Conditions were much improved on Monday for the 19km second leg from Moruya and Tuross and the Narooma men’s veterans team dominated the division finishing first both days and ahead of some of the open teams.

The men and women of Bermagui’s mixed team that is also rowing in the veterans division also did well finishing fifth on Day Two and Day Three.

Moruya Vikings won the first leg in the open men’s division ahead of Bulli, Moruya DBYD, Wollongong City (Ken) and Wollongong City (Rod).

The Narooma crew took out the first leg of the men’s veteran race ahead of Bulli, Queenscliff, Tathra, Northcliffe, Bermagui Mix and Pambula.

Moruya Met Caloundra won the first leg of the open women’s ahead of Torquay and Broulee Capitals.

Avalon was victorious in the women’s veterans ahead of Tathra and Anglesea.

Narooma’s Nick Ziviani finished fifth in the first leg of the ski paddle while Moruya’s Norm Lenehan came 11th.

In the second leg on Monday, Bulli came home in front with Moruya Vikings and Moruya DBYD on their tails.

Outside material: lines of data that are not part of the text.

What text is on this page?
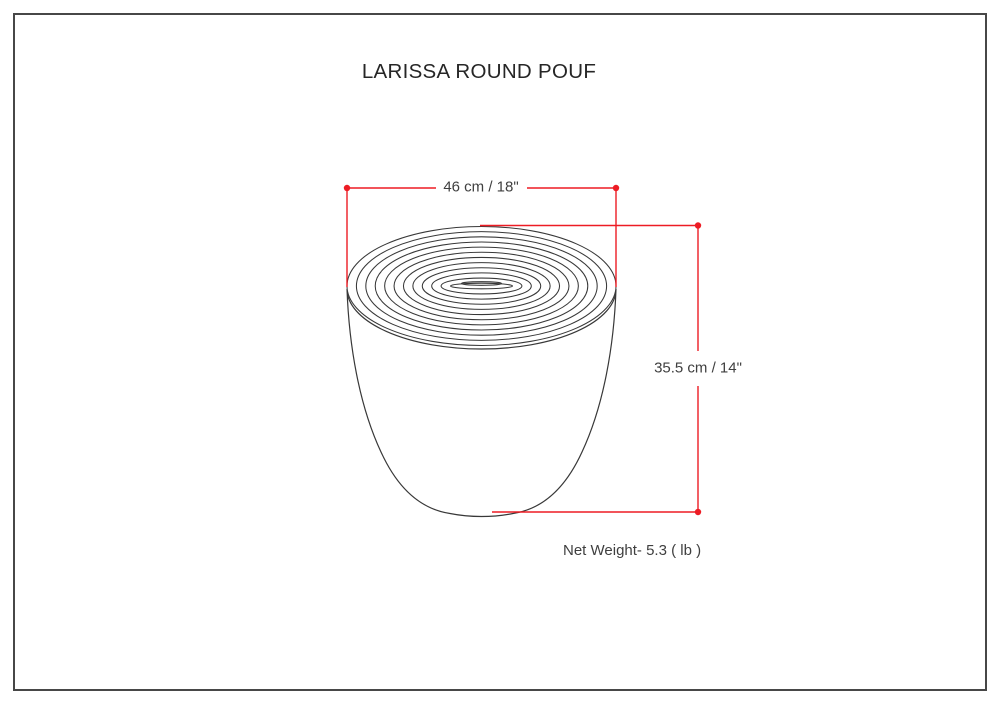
LARISSA ROUND POUF
46 cm / 18"
35.5 cm / 14"
Net Weight- 5.3 ( lb )
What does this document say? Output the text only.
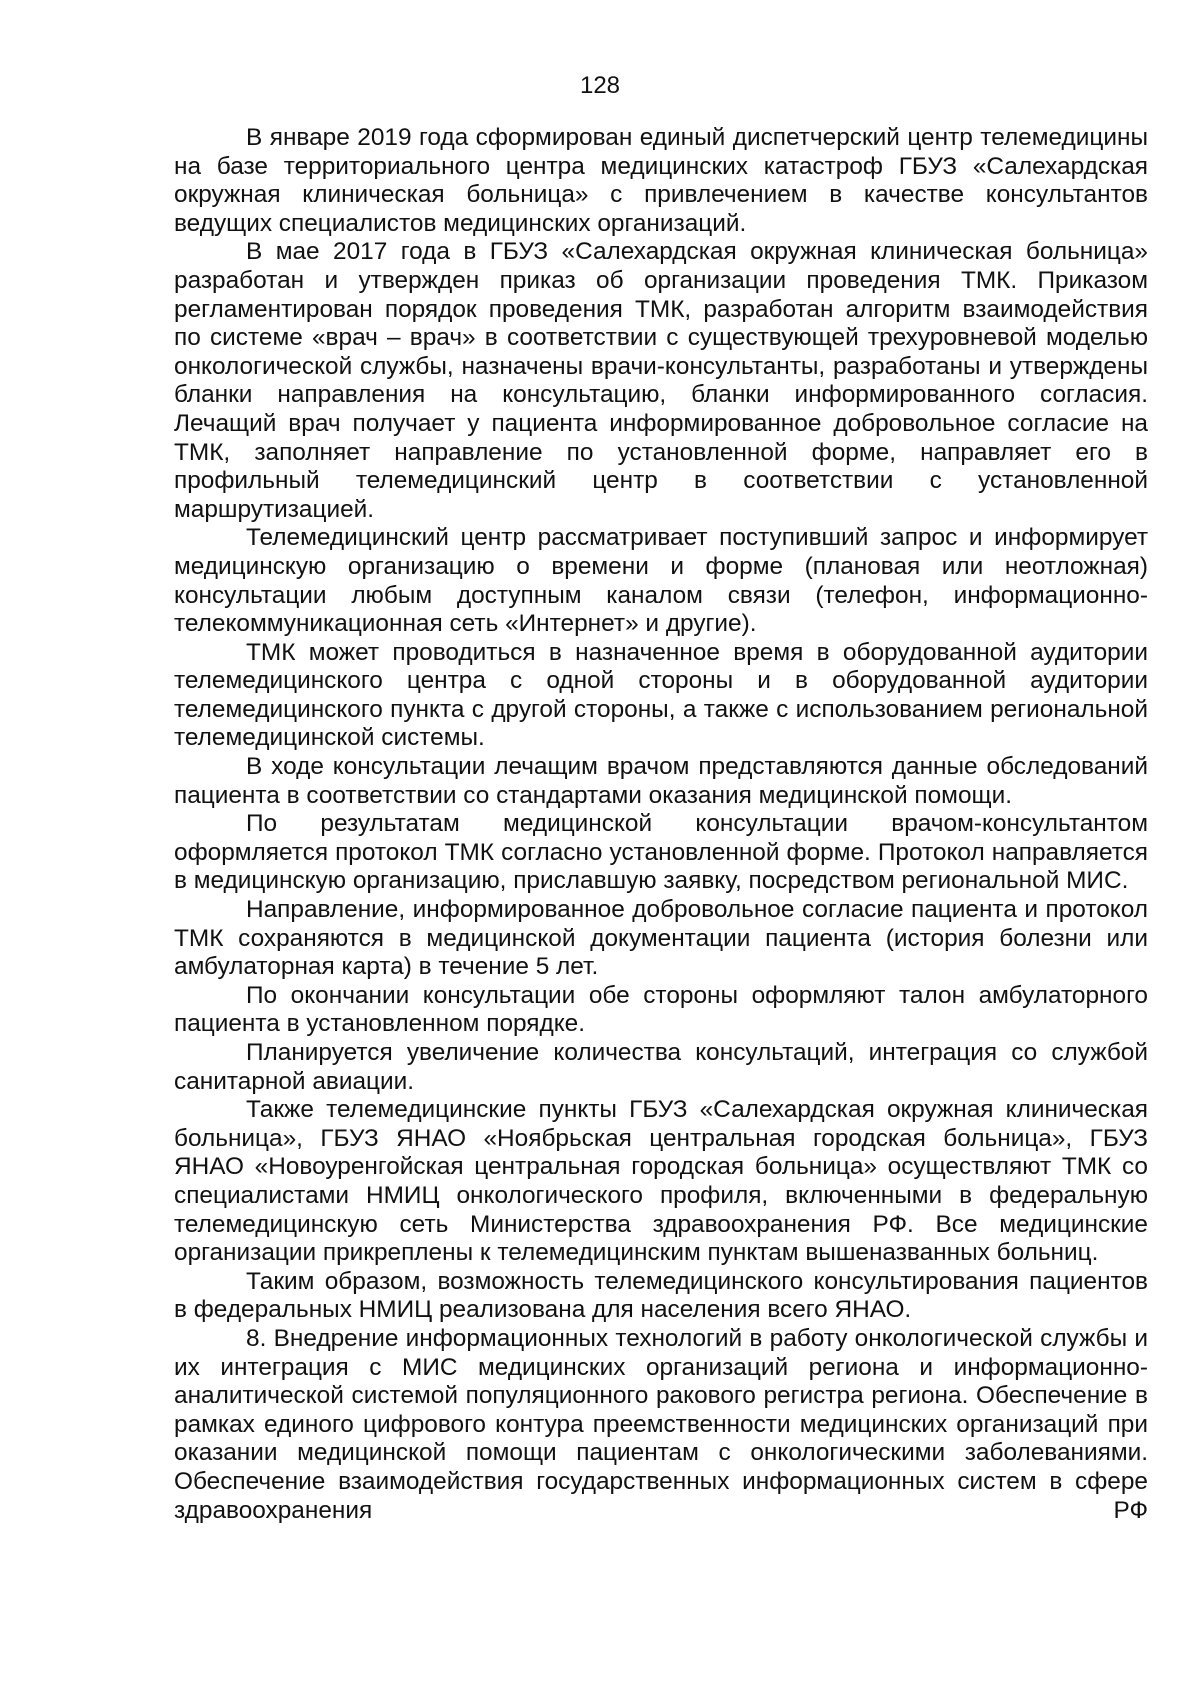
128

В январе 2019 года сформирован единый диспетчерский центр телемедицины на базе территориального центра медицинских катастроф ГБУЗ «Салехардская окружная клиническая больница» с привлечением в качестве консультантов ведущих специалистов медицинских организаций.

В мае 2017 года в ГБУЗ «Салехардская окружная клиническая больница» разработан и утвержден приказ об организации проведения ТМК. Приказом регламентирован порядок проведения ТМК, разработан алгоритм взаимодействия по системе «врач – врач» в соответствии с существующей трехуровневой моделью онкологической службы, назначены врачи-консультанты, разработаны и утверждены бланки направления на консультацию, бланки информированного согласия. Лечащий врач получает у пациента информированное добровольное согласие на ТМК, заполняет направление по установленной форме, направляет его в профильный телемедицинский центр в соответствии с установленной маршрутизацией.

Телемедицинский центр рассматривает поступивший запрос и информирует медицинскую организацию о времени и форме (плановая или неотложная) консультации любым доступным каналом связи (телефон, информационно-телекоммуникационная сеть «Интернет» и другие).

ТМК может проводиться в назначенное время в оборудованной аудитории телемедицинского центра с одной стороны и в оборудованной аудитории телемедицинского пункта с другой стороны, а также с использованием региональной телемедицинской системы.

В ходе консультации лечащим врачом представляются данные обследований пациента в соответствии со стандартами оказания медицинской помощи.

По результатам медицинской консультации врачом-консультантом оформляется протокол ТМК согласно установленной форме. Протокол направляется в медицинскую организацию, приславшую заявку, посредством региональной МИС.

Направление, информированное добровольное согласие пациента и протокол ТМК сохраняются в медицинской документации пациента (история болезни или амбулаторная карта) в течение 5 лет.

По окончании консультации обе стороны оформляют талон амбулаторного пациента в установленном порядке.

Планируется увеличение количества консультаций, интеграция со службой санитарной авиации.

Также телемедицинские пункты ГБУЗ «Салехардская окружная клиническая больница», ГБУЗ ЯНАО «Ноябрьская центральная городская больница», ГБУЗ ЯНАО «Новоуренгойская центральная городская больница» осуществляют ТМК со специалистами НМИЦ онкологического профиля, включенными в федеральную телемедицинскую сеть Министерства здравоохранения РФ. Все медицинские организации прикреплены к телемедицинским пунктам вышеназванных больниц.

Таким образом, возможность телемедицинского консультирования пациентов в федеральных НМИЦ реализована для населения всего ЯНАО.

8. Внедрение информационных технологий в работу онкологической службы и их интеграция с МИС медицинских организаций региона и информационно-аналитической системой популяционного ракового регистра региона. Обеспечение в рамках единого цифрового контура преемственности медицинских организаций при оказании медицинской помощи пациентам с онкологическими заболеваниями. Обеспечение взаимодействия государственных информационных систем в сфере здравоохранения РФ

The Vikings crew had won previously won 15 consecutive legs and were almost pipped by the other Moruya crew at the finish line.

In the Men’s Vets, Narooma came first again, looking forward to the leg into their hometown the next day.

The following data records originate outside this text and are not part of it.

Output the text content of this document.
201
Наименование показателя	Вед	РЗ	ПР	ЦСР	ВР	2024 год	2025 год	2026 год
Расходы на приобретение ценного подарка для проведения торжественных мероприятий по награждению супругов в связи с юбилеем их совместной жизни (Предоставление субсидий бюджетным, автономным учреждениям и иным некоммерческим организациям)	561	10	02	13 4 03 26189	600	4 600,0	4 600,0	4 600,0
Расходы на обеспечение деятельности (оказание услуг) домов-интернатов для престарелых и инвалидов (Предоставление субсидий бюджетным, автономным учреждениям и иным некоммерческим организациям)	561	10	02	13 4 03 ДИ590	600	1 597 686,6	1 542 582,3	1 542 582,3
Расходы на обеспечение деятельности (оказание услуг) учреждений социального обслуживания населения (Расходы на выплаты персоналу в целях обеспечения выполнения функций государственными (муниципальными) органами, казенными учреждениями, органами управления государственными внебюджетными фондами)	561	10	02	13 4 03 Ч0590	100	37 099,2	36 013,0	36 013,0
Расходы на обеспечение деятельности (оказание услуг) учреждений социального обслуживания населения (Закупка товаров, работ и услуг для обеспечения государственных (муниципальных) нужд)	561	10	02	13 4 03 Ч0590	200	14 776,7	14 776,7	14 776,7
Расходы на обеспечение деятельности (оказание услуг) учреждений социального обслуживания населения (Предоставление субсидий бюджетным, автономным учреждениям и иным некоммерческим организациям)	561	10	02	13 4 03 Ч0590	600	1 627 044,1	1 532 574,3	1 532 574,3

Torquay beat Broulee Capitals home in the Open Women’s with Avalon Beach taking line honours in the Women’s Vets.

Conditions yesterday were perfect and Narooma again won its division, it’s first ever win on its home beach.

“The boys are rowing really well and are doing everything right,” sweep Brendan Constable said.

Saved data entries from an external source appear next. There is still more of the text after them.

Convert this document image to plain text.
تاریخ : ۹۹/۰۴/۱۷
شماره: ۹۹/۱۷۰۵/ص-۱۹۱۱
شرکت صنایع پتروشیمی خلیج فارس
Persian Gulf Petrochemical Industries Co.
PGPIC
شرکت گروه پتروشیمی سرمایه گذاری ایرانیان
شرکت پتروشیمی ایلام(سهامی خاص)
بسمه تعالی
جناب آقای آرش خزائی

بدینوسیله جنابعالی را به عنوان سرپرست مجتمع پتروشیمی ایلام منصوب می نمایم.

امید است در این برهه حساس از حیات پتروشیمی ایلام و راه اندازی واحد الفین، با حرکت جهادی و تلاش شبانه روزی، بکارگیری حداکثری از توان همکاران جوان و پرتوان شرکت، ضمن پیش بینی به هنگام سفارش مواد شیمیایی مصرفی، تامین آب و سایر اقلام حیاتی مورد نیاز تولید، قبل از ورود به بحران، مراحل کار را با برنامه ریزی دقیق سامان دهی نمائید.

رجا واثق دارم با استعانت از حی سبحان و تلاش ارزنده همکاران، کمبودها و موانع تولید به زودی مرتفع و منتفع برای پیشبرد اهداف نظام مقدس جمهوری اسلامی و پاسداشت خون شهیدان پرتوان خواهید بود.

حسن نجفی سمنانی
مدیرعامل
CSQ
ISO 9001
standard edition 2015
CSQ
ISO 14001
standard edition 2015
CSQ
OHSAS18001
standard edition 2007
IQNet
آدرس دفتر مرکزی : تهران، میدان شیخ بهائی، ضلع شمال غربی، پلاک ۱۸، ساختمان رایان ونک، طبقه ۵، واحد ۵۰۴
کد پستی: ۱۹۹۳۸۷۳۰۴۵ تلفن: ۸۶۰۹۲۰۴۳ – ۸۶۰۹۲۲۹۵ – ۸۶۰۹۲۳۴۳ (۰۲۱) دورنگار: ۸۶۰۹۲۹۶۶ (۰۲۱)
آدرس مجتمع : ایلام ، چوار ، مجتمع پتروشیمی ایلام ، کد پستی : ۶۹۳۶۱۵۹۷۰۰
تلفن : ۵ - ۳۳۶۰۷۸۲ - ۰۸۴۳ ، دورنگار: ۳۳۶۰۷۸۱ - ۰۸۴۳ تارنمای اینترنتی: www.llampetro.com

Constable said was the first George Bass where all eight rowers could row each day and Narooma had been doing full four-man crew changes every 20 to 25 minutes.

He thanks all the support crew including Cameron “Salty” Rowley, who drove his boat in support for the first three legs.

Narooma ski paddler Nick Ziviani had a good day on the third leg into Narooma finishing seventh after a horror day on the Tuross leg where he had an upset stomach finishing 12th.

“It is good water that I know well and I was rubbing the cunji on the rocks on the way down,” Ziviani said.

There were dramas for the Bermagui mixed veterans team with sweep Rob Shaw unavailable for two days due to work commitments.

Thankfully Chris Pike now from the Bronte surf club stepped in to sweep after the original replacement Neil Innes from Batemans Bay came down with a virus.

Bermagui also had to scramble for a support boat after its own experienced engine trouble, but thankfully Rob Pollock from Broulee came to the rescue driving a duck for the team on Tuesday.

Rower Warren Marshall said the good news was that Rob Shaw and the support boat would be back for the next leg into their home port.

“We’ve got a mix of four blokes and four girls and the girls are holding their own,” Marshall said.

Tuesday was also a big day for Tathra, who has raced in every George Bass since the event started but amazingly had never won a leg.

The women’s crew broke that drought finishing first in the Narooma leg in their boat “Zel” named after long-time club member Zel Caddy.

The Moruya open men’s crew was also happy with their performance into Narooma, even though they only rowed with six rowers.

“We’re travelling all right and taking it one day at a time,” sweep Chris Nicholson said.

“It really is a marathon effort with seven days of gruelling excitement.”

Nicholson was confident his crew could maintain their current third place in the division.

The marathon on Wednesday sees the rowers travel from Narooma to Bermagui, followed by the longest leg from Bermagui to Tathra.

The race then pulls into Pambula before the final leg into Eden on Saturday.